Designing a digital journey to help members transition into retirement in real time.

Members transitioning into retirement are faced with several complex decisions, particularly for those who do not have a relationship with an adviser.

We set out to make the complex simple: an intuitive digital experience that is fully integrated into the administration platform and executed in real-time.

View the journey

The process

To solve the problem, we brought together a cross-functional team of user experience experts, business analysts, product specialist and engineers.

1. Research and Discovery

The team firstly defined the problem to be solved. This began with initial research: user context, known feature requirements, regulatory rules, and an understanding of the equivalent offerings in the market.

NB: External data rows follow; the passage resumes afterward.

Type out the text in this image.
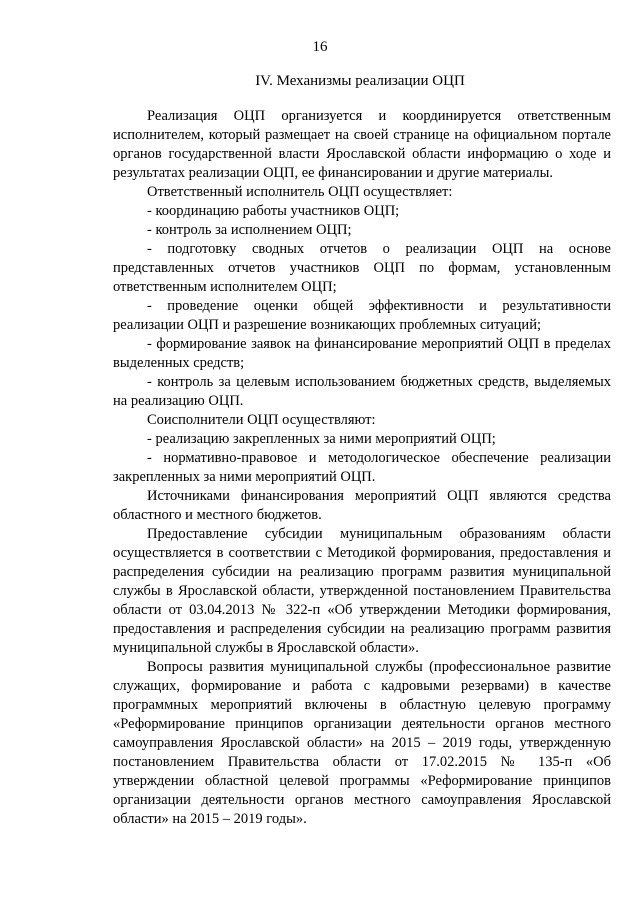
16
IV. Механизмы реализации ОЦП

Реализация ОЦП организуется и координируется ответственным исполнителем, который размещает на своей странице на официальном портале органов государственной власти Ярославской области информацию о ходе и результатах реализации ОЦП, ее финансировании и другие материалы.

Ответственный исполнитель ОЦП осуществляет:

- координацию работы участников ОЦП;

- контроль за исполнением ОЦП;

- подготовку сводных отчетов о реализации ОЦП на основе представленных отчетов участников ОЦП по формам, установленным ответственным исполнителем ОЦП;

- проведение оценки общей эффективности и результативности реализации ОЦП и разрешение возникающих проблемных ситуаций;

- формирование заявок на финансирование мероприятий ОЦП в пределах выделенных средств;

- контроль за целевым использованием бюджетных средств, выделяемых на реализацию ОЦП.

Соисполнители ОЦП осуществляют:

- реализацию закрепленных за ними мероприятий ОЦП;

- нормативно-правовое и методологическое обеспечение реализации закрепленных за ними мероприятий ОЦП.

Источниками финансирования мероприятий ОЦП являются средства областного и местного бюджетов.

Предоставление субсидии муниципальным образованиям области осуществляется в соответствии с Методикой формирования, предоставления и распределения субсидии на реализацию программ развития муниципальной службы в Ярославской области, утвержденной постановлением Правительства области от 03.04.2013 № 322-п «Об утверждении Методики формирования, предоставления и распределения субсидии на реализацию программ развития муниципальной службы в Ярославской области».

Вопросы развития муниципальной службы (профессиональное развитие служащих, формирование и работа с кадровыми резервами) в качестве программных мероприятий включены в областную целевую программу «Реформирование принципов организации деятельности органов местного самоуправления Ярославской области» на 2015 – 2019 годы, утвержденную постановлением Правительства области от 17.02.2015 № 135-п «Об утверждении областной целевой программы «Реформирование принципов организации деятельности органов местного самоуправления Ярославской области» на 2015 – 2019 годы».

The market research also highlighted that when a self-directed member looks to open a pension account online more often than not the journey would result in a pre-filled application for the member to print and submit. This was identified as a key pain point and opportunity to create an experience that allowed a member to execute their application straight-through. All research presented to the cross-functional team in series of ‘discovery’ sessions. All members of the cross-functional team participated including designers, analysis and developers.

The ideation process then began. This was led by a dedicated UX designer and the product owner, working with SMEs and the rest of the team. Several ideas were generated, alternatives were sketched and ideas validated. As part of this process the team established a set of design principles, agreed the basic UI flows and sequencing. The UX designer also produced a series early state designs in the form of pencil sketches.

2. Ideation
3. Design

An initial set of wireframes in the form of low-fidelity prototypes. These were socialised with key members of the team and a wider set of stakeholders. Several ‘show and tell’ meetings took place, and the UI continued to evolve further into a series of detailed prototypes. In parallel, the supporting functional and technical designs were progressed.

As the iterative process continued, new requirements were discovered and absorbed into the design. Eventually, the design ‘crystallised’ to the point where we formally moved into a final phase of validation and testing. The team solicited feedback from a number of sources: business SMEs, and internal staff (gorilla testing). The design was iterated again and the supporting functional and technical solution was agreed. ‘Day 2’ items were identified and moved to the product backlog.

4. Validation
5. Development handover

The product owner broke down the solution into a series of user stories that defined the features and acceptance criteria. Finalised stories were passed into the development backlog as soon as they became ready. All user stories were supported by various UX/UI design artifacts such as high fidelity prototypes and user flows.